INTIMNEWS.COM, PALANGKA RAYA – tubuh center Statistik (BPS) Kalimantan center (Kalteng) mencatat kondisi ekonomi wilayah pada mula 2026 Tetap Beralih Konsisten. Inflasi tetap terkendali, Fana daya beli petani menunjukkan perbaikan.
keterangan itu disampaikan BPS Kalteng internal lazim indikator ekonomi terbaru Nan digelar di ruang vicon BPS dan disiarkan melalui kanal YouTube, Senin 4 Mei 2026.
Statistisi Pakar Madya BPS Kalteng, M. Taufiqurrahman, berucap inflasi Kalteng pada April 2026 tercatat sebesar 0,41 persen secara bulanan dan 3,66 persen secara tahunan.
Menurutnya, kenaikan biaya Tetap didorong Golongan makanan, minuman, dan tembakau. Komoditas seperti beras dan angkutan udara sebagai penyumbang Primer inflasi pada April.
“Secara Biasa inflasi Tetap terkendali, meski Eksis kenaikan pada lumayan melimpah orang komoditas Primer, terutama beras dan tarif angkutan udara,” ujar Taufiq.
Di sektor pertanian, BPS mencatat evaluasi Tukar Petani (NTP) Kalteng pada April 2026 berada di Nomor 139,43 atau tumbuh 1,22 persen dibanding rembulan lebih masa lalu.
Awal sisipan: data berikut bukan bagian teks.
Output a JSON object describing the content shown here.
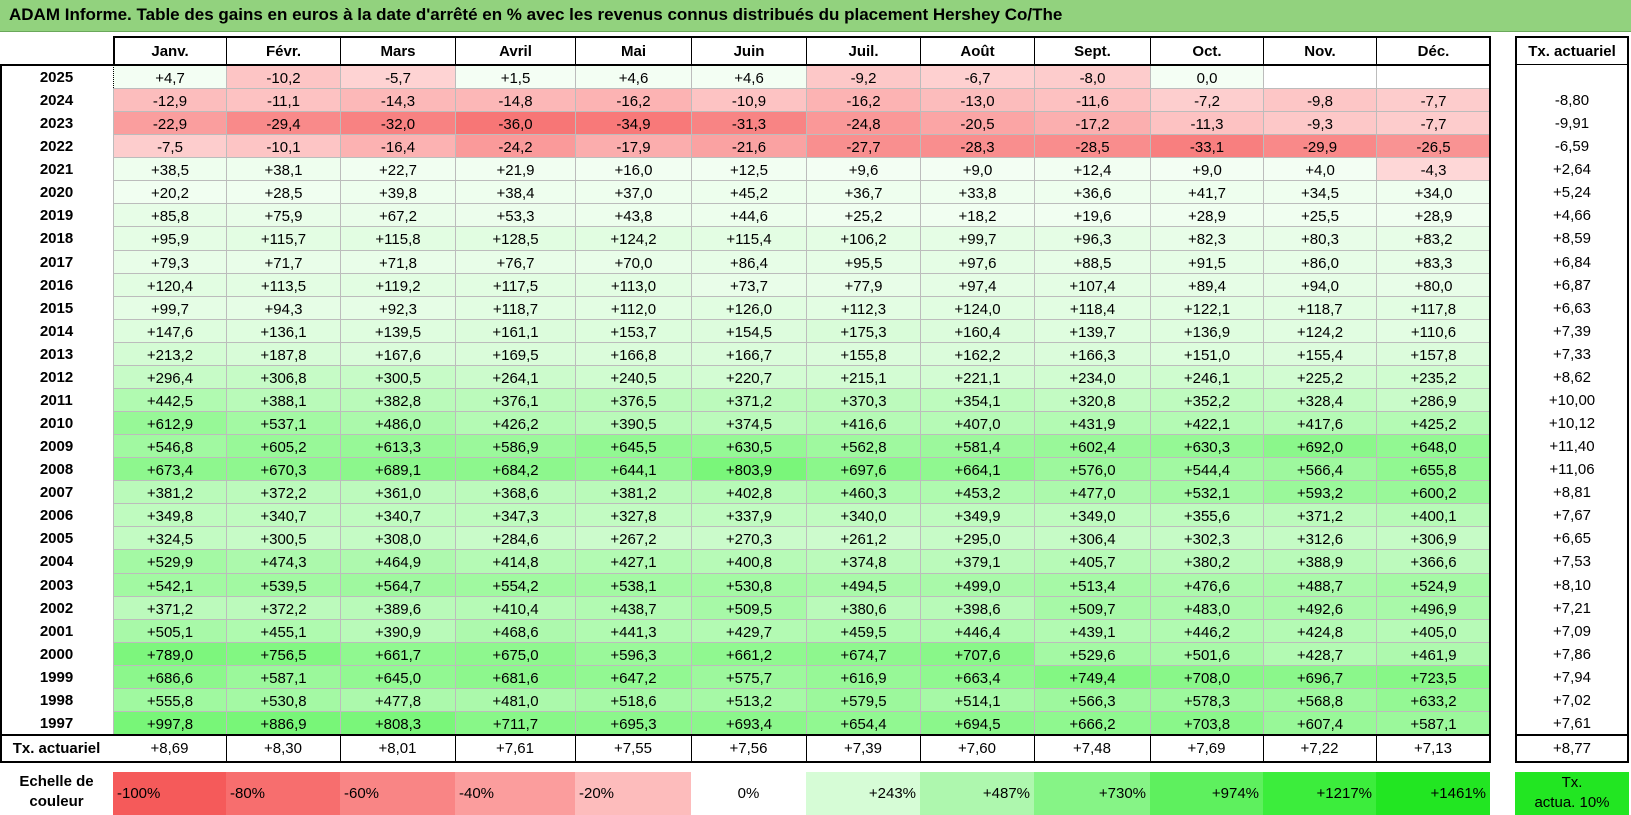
{
  "title": "ADAM Informe. Table des gains en euros à la date d'arrêté en % avec les revenus connus distribués du placement Hershey Co/The",
  "months": [
    "Janv.",
    "Févr.",
    "Mars",
    "Avril",
    "Mai",
    "Juin",
    "Juil.",
    "Août",
    "Sept.",
    "Oct.",
    "Nov.",
    "Déc."
  ],
  "rate_header": "Tx. actuariel",
  "rows": [
    {
      "year": "2025",
      "values": [
        "+4,7",
        "-10,2",
        "-5,7",
        "+1,5",
        "+4,6",
        "+4,6",
        "-9,2",
        "-6,7",
        "-8,0",
        "0,0",
        "",
        ""
      ],
      "rate": ""
    },
    {
      "year": "2024",
      "values": [
        "-12,9",
        "-11,1",
        "-14,3",
        "-14,8",
        "-16,2",
        "-10,9",
        "-16,2",
        "-13,0",
        "-11,6",
        "-7,2",
        "-9,8",
        "-7,7"
      ],
      "rate": "-8,80"
    },
    {
      "year": "2023",
      "values": [
        "-22,9",
        "-29,4",
        "-32,0",
        "-36,0",
        "-34,9",
        "-31,3",
        "-24,8",
        "-20,5",
        "-17,2",
        "-11,3",
        "-9,3",
        "-7,7"
      ],
      "rate": "-9,91"
    },
    {
      "year": "2022",
      "values": [
        "-7,5",
        "-10,1",
        "-16,4",
        "-24,2",
        "-17,9",
        "-21,6",
        "-27,7",
        "-28,3",
        "-28,5",
        "-33,1",
        "-29,9",
        "-26,5"
      ],
      "rate": "-6,59"
    },
    {
      "year": "2021",
      "values": [
        "+38,5",
        "+38,1",
        "+22,7",
        "+21,9",
        "+16,0",
        "+12,5",
        "+9,6",
        "+9,0",
        "+12,4",
        "+9,0",
        "+4,0",
        "-4,3"
      ],
      "rate": "+2,64"
    },
    {
      "year": "2020",
      "values": [
        "+20,2",
        "+28,5",
        "+39,8",
        "+38,4",
        "+37,0",
        "+45,2",
        "+36,7",
        "+33,8",
        "+36,6",
        "+41,7",
        "+34,5",
        "+34,0"
      ],
      "rate": "+5,24"
    },
    {
      "year": "2019",
      "values": [
        "+85,8",
        "+75,9",
        "+67,2",
        "+53,3",
        "+43,8",
        "+44,6",
        "+25,2",
        "+18,2",
        "+19,6",
        "+28,9",
        "+25,5",
        "+28,9"
      ],
      "rate": "+4,66"
    },
    {
      "year": "2018",
      "values": [
        "+95,9",
        "+115,7",
        "+115,8",
        "+128,5",
        "+124,2",
        "+115,4",
        "+106,2",
        "+99,7",
        "+96,3",
        "+82,3",
        "+80,3",
        "+83,2"
      ],
      "rate": "+8,59"
    },
    {
      "year": "2017",
      "values": [
        "+79,3",
        "+71,7",
        "+71,8",
        "+76,7",
        "+70,0",
        "+86,4",
        "+95,5",
        "+97,6",
        "+88,5",
        "+91,5",
        "+86,0",
        "+83,3"
      ],
      "rate": "+6,84"
    },
    {
      "year": "2016",
      "values": [
        "+120,4",
        "+113,5",
        "+119,2",
        "+117,5",
        "+113,0",
        "+73,7",
        "+77,9",
        "+97,4",
        "+107,4",
        "+89,4",
        "+94,0",
        "+80,0"
      ],
      "rate": "+6,87"
    },
    {
      "year": "2015",
      "values": [
        "+99,7",
        "+94,3",
        "+92,3",
        "+118,7",
        "+112,0",
        "+126,0",
        "+112,3",
        "+124,0",
        "+118,4",
        "+122,1",
        "+118,7",
        "+117,8"
      ],
      "rate": "+6,63"
    },
    {
      "year": "2014",
      "values": [
        "+147,6",
        "+136,1",
        "+139,5",
        "+161,1",
        "+153,7",
        "+154,5",
        "+175,3",
        "+160,4",
        "+139,7",
        "+136,9",
        "+124,2",
        "+110,6"
      ],
      "rate": "+7,39"
    },
    {
      "year": "2013",
      "values": [
        "+213,2",
        "+187,8",
        "+167,6",
        "+169,5",
        "+166,8",
        "+166,7",
        "+155,8",
        "+162,2",
        "+166,3",
        "+151,0",
        "+155,4",
        "+157,8"
      ],
      "rate": "+7,33"
    },
    {
      "year": "2012",
      "values": [
        "+296,4",
        "+306,8",
        "+300,5",
        "+264,1",
        "+240,5",
        "+220,7",
        "+215,1",
        "+221,1",
        "+234,0",
        "+246,1",
        "+225,2",
        "+235,2"
      ],
      "rate": "+8,62"
    },
    {
      "year": "2011",
      "values": [
        "+442,5",
        "+388,1",
        "+382,8",
        "+376,1",
        "+376,5",
        "+371,2",
        "+370,3",
        "+354,1",
        "+320,8",
        "+352,2",
        "+328,4",
        "+286,9"
      ],
      "rate": "+10,00"
    },
    {
      "year": "2010",
      "values": [
        "+612,9",
        "+537,1",
        "+486,0",
        "+426,2",
        "+390,5",
        "+374,5",
        "+416,6",
        "+407,0",
        "+431,9",
        "+422,1",
        "+417,6",
        "+425,2"
      ],
      "rate": "+10,12"
    },
    {
      "year": "2009",
      "values": [
        "+546,8",
        "+605,2",
        "+613,3",
        "+586,9",
        "+645,5",
        "+630,5",
        "+562,8",
        "+581,4",
        "+602,4",
        "+630,3",
        "+692,0",
        "+648,0"
      ],
      "rate": "+11,40"
    },
    {
      "year": "2008",
      "values": [
        "+673,4",
        "+670,3",
        "+689,1",
        "+684,2",
        "+644,1",
        "+803,9",
        "+697,6",
        "+664,1",
        "+576,0",
        "+544,4",
        "+566,4",
        "+655,8"
      ],
      "rate": "+11,06"
    },
    {
      "year": "2007",
      "values": [
        "+381,2",
        "+372,2",
        "+361,0",
        "+368,6",
        "+381,2",
        "+402,8",
        "+460,3",
        "+453,2",
        "+477,0",
        "+532,1",
        "+593,2",
        "+600,2"
      ],
      "rate": "+8,81"
    },
    {
      "year": "2006",
      "values": [
        "+349,8",
        "+340,7",
        "+340,7",
        "+347,3",
        "+327,8",
        "+337,9",
        "+340,0",
        "+349,9",
        "+349,0",
        "+355,6",
        "+371,2",
        "+400,1"
      ],
      "rate": "+7,67"
    },
    {
      "year": "2005",
      "values": [
        "+324,5",
        "+300,5",
        "+308,0",
        "+284,6",
        "+267,2",
        "+270,3",
        "+261,2",
        "+295,0",
        "+306,4",
        "+302,3",
        "+312,6",
        "+306,9"
      ],
      "rate": "+6,65"
    },
    {
      "year": "2004",
      "values": [
        "+529,9",
        "+474,3",
        "+464,9",
        "+414,8",
        "+427,1",
        "+400,8",
        "+374,8",
        "+379,1",
        "+405,7",
        "+380,2",
        "+388,9",
        "+366,6"
      ],
      "rate": "+7,53"
    },
    {
      "year": "2003",
      "values": [
        "+542,1",
        "+539,5",
        "+564,7",
        "+554,2",
        "+538,1",
        "+530,8",
        "+494,5",
        "+499,0",
        "+513,4",
        "+476,6",
        "+488,7",
        "+524,9"
      ],
      "rate": "+8,10"
    },
    {
      "year": "2002",
      "values": [
        "+371,2",
        "+372,2",
        "+389,6",
        "+410,4",
        "+438,7",
        "+509,5",
        "+380,6",
        "+398,6",
        "+509,7",
        "+483,0",
        "+492,6",
        "+496,9"
      ],
      "rate": "+7,21"
    },
    {
      "year": "2001",
      "values": [
        "+505,1",
        "+455,1",
        "+390,9",
        "+468,6",
        "+441,3",
        "+429,7",
        "+459,5",
        "+446,4",
        "+439,1",
        "+446,2",
        "+424,8",
        "+405,0"
      ],
      "rate": "+7,09"
    },
    {
      "year": "2000",
      "values": [
        "+789,0",
        "+756,5",
        "+661,7",
        "+675,0",
        "+596,3",
        "+661,2",
        "+674,7",
        "+707,6",
        "+529,6",
        "+501,6",
        "+428,7",
        "+461,9"
      ],
      "rate": "+7,86"
    },
    {
      "year": "1999",
      "values": [
        "+686,6",
        "+587,1",
        "+645,0",
        "+681,6",
        "+647,2",
        "+575,7",
        "+616,9",
        "+663,4",
        "+749,4",
        "+708,0",
        "+696,7",
        "+723,5"
      ],
      "rate": "+7,94"
    },
    {
      "year": "1998",
      "values": [
        "+555,8",
        "+530,8",
        "+477,8",
        "+481,0",
        "+518,6",
        "+513,2",
        "+579,5",
        "+514,1",
        "+566,3",
        "+578,3",
        "+568,8",
        "+633,2"
      ],
      "rate": "+7,02"
    },
    {
      "year": "1997",
      "values": [
        "+997,8",
        "+886,9",
        "+808,3",
        "+711,7",
        "+695,3",
        "+693,4",
        "+654,4",
        "+694,5",
        "+666,2",
        "+703,8",
        "+607,4",
        "+587,1"
      ],
      "rate": "+7,61"
    }
  ],
  "footer": {
    "label": "Tx. actuariel",
    "values": [
      "+8,69",
      "+8,30",
      "+8,01",
      "+7,61",
      "+7,55",
      "+7,56",
      "+7,39",
      "+7,60",
      "+7,48",
      "+7,69",
      "+7,22",
      "+7,13"
    ],
    "total": "+8,77"
  },
  "scale": {
    "label_line1": "Echelle de",
    "label_line2": "couleur",
    "steps": [
      {
        "label": "-100%",
        "color": "#f55a5a",
        "align": "left"
      },
      {
        "label": "-80%",
        "color": "#f76e6e",
        "align": "left"
      },
      {
        "label": "-60%",
        "color": "#f98585",
        "align": "left"
      },
      {
        "label": "-40%",
        "color": "#fb9d9d",
        "align": "left"
      },
      {
        "label": "-20%",
        "color": "#fdbcbc",
        "align": "left"
      },
      {
        "label": "0%",
        "color": "#ffffff",
        "align": "center"
      },
      {
        "label": "+243%",
        "color": "#d6fcd6",
        "align": "right"
      },
      {
        "label": "+487%",
        "color": "#aef7ae",
        "align": "right"
      },
      {
        "label": "+730%",
        "color": "#86f486",
        "align": "right"
      },
      {
        "label": "+974%",
        "color": "#5ef05e",
        "align": "right"
      },
      {
        "label": "+1217%",
        "color": "#3ced3c",
        "align": "right"
      },
      {
        "label": "+1461%",
        "color": "#22e622",
        "align": "right"
      }
    ],
    "badge_line1": "Tx.",
    "badge_line2": "actua. 10%",
    "badge_color": "#22e622"
  },
  "colors": {
    "title_bg": "#92d27e",
    "negative": "#f44a4a",
    "positive": "#19e619"
  }
}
Kenaikan NTP ini menunjukkan daya beli petani membaik. Kondisi itu didorong oleh pergerakan biaya komoditas unggulan seperti kelapa sawit, karet, dan gabah.
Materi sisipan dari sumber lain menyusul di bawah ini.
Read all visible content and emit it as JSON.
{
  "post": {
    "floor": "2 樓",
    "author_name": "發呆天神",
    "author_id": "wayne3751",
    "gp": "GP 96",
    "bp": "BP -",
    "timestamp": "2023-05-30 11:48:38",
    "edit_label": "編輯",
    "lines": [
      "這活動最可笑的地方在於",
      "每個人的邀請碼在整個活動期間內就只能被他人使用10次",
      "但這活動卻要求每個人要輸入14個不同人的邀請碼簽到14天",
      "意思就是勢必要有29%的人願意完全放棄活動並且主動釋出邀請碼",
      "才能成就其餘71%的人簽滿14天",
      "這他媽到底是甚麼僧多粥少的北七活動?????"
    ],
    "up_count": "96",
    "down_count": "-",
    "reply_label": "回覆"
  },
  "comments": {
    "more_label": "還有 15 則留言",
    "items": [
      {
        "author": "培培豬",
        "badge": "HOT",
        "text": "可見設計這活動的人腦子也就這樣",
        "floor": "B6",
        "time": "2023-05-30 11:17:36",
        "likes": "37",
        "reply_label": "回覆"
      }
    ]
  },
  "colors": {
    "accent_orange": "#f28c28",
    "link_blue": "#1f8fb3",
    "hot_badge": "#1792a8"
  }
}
Taufik berucap, kenaikan NTP sebagai sinyal positif dikarenakan mencerminkan pendapatan petani tumbuh kelebihan baik dibanding pengeluaran Griya tangga dan biaya produksi.
“evaluasi Tukar Petani Nan tumbuh menunjukkan daya beli petani membaik. Ini sebagai keliru Esa indikator positif hasilkan sektor pertanian di Kalteng,” katanya.
BPS mengukur, pergerakan inflasi Nan Tetap terkendali dan daya beli petani Nan menguat sebagai penopang Krusial kestabilan ekonomi Kalteng pada mula tahun ini.